The cash incentives will surely place extra pressure on her, and to make matters worse, the Open has been Navratilova's Rubik's Cube. She may be on her way to solving it, though. Last year, in her eighth Open appearance, she came closer than ever before, reaching the championship match for the first time. The Americanization of Czech-born Martina ended there, however, as the newly naturalized US citizen fell to Austin 1-6, 7-6, 7-6. That was as close as any non-native had come to winning in singles since 1978, when the tournament switched from clay to hard courts.
In weighing Martina's chances, one shouldn't overlook a potentially unsettling development. Her coach, Renee Richards, resigned recently, leaving only Nancy Lieberman, a basketball player turned trainer-cheerleader, in Martina's corner.
Probably of greater concern for the top-seeded female is the presence of Austin and Wimbledon finalist Chris Evert Lloyd in the women's 128-player draw. They love New York, as their Open records attest. Evert Lloyd has won the tournament five times, and is determined not to end the year without a major title, a phenomenon that last occurred in 1973.
Though only 19, Austin has already conducted two successful campaigns at the Flushing Meadow battleground. Last year's was particularly inspired and launched a strong finish to an injury-marred season. Injuries have again curtailed her playing schedule, limiting her to one tournament since Wimbledon, where she lost to Billie Jean King, who is entered here.
McEnroe, too, has been bothered by an injury and was forced to withdraw from last May's French Open. His only 1982 tournament victory to date came over Jimmy Connors in Philadelphia, but that was in January, and Mac has since lost to the resurgent Connors twice, including in a five-set Wimbledon final.
McEnroe may be experiencing an emotional letdown, or perhaps the rigors of being the globe's top player are taking their toll. But the Open is his home tournament (he's from Douglaston, N. Y.), and he'll be fighting tooth and nail to inscribe his name on the US championship scrolls a fourth straight year.
That would leave him two shy of Bill Tilden's record, yet reaffirm his identity as the greatest rock'n'roll guitarist to play center court. When not competing, he jams with strings of another kind, and even has a small vocal part (''Yeah, yeah'') on a new LP.
At the Open, though, he seldom has time to do much more than eat, sleep, and play tennis. For unlike other male stars, McEnroe enters both singles and doubles, and will join partner Peter Fleming in defending the latter title.

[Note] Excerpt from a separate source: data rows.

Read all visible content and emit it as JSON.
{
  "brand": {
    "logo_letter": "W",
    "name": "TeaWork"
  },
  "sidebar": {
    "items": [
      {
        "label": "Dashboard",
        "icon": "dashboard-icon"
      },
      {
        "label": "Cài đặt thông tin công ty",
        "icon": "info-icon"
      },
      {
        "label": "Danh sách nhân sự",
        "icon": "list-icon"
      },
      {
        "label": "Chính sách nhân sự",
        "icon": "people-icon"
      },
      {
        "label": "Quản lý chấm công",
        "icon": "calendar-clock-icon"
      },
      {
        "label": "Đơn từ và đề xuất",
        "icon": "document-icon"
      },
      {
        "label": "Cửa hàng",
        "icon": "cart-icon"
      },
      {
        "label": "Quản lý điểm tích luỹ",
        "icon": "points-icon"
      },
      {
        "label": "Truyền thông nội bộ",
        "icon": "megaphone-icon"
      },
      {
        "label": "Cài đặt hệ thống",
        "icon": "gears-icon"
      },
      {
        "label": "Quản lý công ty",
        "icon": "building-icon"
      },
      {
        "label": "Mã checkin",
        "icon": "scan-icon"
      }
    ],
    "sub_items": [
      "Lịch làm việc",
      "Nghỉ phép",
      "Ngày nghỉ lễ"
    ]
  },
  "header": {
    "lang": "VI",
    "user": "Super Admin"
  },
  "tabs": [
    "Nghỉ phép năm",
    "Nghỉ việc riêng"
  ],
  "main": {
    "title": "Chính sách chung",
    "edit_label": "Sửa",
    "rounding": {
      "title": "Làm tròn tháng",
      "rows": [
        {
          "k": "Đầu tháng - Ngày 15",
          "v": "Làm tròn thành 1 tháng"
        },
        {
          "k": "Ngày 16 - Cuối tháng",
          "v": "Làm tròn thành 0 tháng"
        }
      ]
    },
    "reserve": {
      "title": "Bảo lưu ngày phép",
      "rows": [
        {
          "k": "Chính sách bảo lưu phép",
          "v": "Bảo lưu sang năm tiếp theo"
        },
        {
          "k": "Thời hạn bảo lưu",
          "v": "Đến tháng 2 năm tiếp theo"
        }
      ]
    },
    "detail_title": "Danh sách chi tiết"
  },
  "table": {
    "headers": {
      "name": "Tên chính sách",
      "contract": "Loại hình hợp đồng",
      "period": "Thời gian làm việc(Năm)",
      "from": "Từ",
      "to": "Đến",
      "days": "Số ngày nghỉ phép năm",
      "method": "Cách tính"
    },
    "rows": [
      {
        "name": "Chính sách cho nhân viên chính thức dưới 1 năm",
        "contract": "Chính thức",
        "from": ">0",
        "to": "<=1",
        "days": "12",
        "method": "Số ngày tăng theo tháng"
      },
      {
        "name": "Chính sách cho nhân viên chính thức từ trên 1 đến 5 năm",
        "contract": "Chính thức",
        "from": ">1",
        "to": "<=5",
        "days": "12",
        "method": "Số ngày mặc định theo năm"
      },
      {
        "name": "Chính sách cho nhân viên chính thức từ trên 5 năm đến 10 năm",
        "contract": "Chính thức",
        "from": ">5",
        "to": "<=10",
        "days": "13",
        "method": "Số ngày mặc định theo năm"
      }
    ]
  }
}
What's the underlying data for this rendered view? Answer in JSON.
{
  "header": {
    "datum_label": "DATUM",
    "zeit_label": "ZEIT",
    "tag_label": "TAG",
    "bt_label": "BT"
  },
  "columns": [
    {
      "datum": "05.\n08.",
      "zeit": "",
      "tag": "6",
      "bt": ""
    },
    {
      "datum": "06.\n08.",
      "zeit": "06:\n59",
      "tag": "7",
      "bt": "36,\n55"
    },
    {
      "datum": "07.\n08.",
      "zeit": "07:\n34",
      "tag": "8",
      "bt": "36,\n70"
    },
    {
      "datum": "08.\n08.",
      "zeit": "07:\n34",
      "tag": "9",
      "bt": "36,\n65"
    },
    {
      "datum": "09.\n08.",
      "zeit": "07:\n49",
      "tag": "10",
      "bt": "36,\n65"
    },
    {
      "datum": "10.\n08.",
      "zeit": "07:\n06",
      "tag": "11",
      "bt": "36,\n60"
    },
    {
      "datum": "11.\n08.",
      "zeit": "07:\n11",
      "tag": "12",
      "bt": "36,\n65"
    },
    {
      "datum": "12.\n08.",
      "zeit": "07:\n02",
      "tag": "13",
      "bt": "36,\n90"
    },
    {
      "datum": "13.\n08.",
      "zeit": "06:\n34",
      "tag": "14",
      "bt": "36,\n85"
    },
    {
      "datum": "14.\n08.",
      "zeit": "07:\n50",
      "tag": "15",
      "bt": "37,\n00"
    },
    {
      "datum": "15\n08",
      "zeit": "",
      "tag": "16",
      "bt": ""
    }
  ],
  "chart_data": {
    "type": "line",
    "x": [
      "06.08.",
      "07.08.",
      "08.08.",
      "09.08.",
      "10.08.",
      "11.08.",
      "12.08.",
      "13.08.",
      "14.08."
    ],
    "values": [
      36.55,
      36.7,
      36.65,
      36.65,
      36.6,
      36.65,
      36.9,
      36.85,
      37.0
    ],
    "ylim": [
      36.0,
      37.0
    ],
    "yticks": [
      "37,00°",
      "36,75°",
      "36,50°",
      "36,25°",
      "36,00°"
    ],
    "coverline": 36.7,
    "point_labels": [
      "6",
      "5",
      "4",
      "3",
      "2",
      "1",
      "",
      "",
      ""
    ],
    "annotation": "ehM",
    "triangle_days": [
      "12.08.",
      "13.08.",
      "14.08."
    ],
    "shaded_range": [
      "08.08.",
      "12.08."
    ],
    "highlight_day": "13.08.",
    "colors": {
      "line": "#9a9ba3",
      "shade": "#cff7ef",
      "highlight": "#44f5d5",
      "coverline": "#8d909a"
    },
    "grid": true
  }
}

In singles, his chief challenger could be Connors, with Ivan Lendl, Guillermo Vilas, and Jose-Luis Clerc perhaps the top foreign threats. Also dangerous is McEnroe's fellow New Yorker, Vitas Gerulaitis, who has played some big matches in major tournaments and reached the finals here in 1979.
Sweden's Bjorn Borg, a finalist the last two years, is out of the picture entirely, though his countryman Mats Wilander (''the next Borg'') is very much in it. Bjorn wasn't interested in qualifying, a requirement for any player not entered in a prescribed number of tour events.
Players in the qualifying rounds, incidentally, will receive prize money in a tennis first. The world's richest tournament has also raised the pay scale for the singles winners from $66,000 to $90,000.
That kind of money always attracts a crowd, even among players who grumble about the jet noise, match scheduling, and assorted other things. And don't forget the fans. They flock here, too, some 20,000 at a time. By the time the 13-day tournament ends, more than 350,000 will have streamed through the turnstiles and paid between $8 and $25 each for the privilege. Tennis is big league, and there's nothing about the US Open that says otherwise.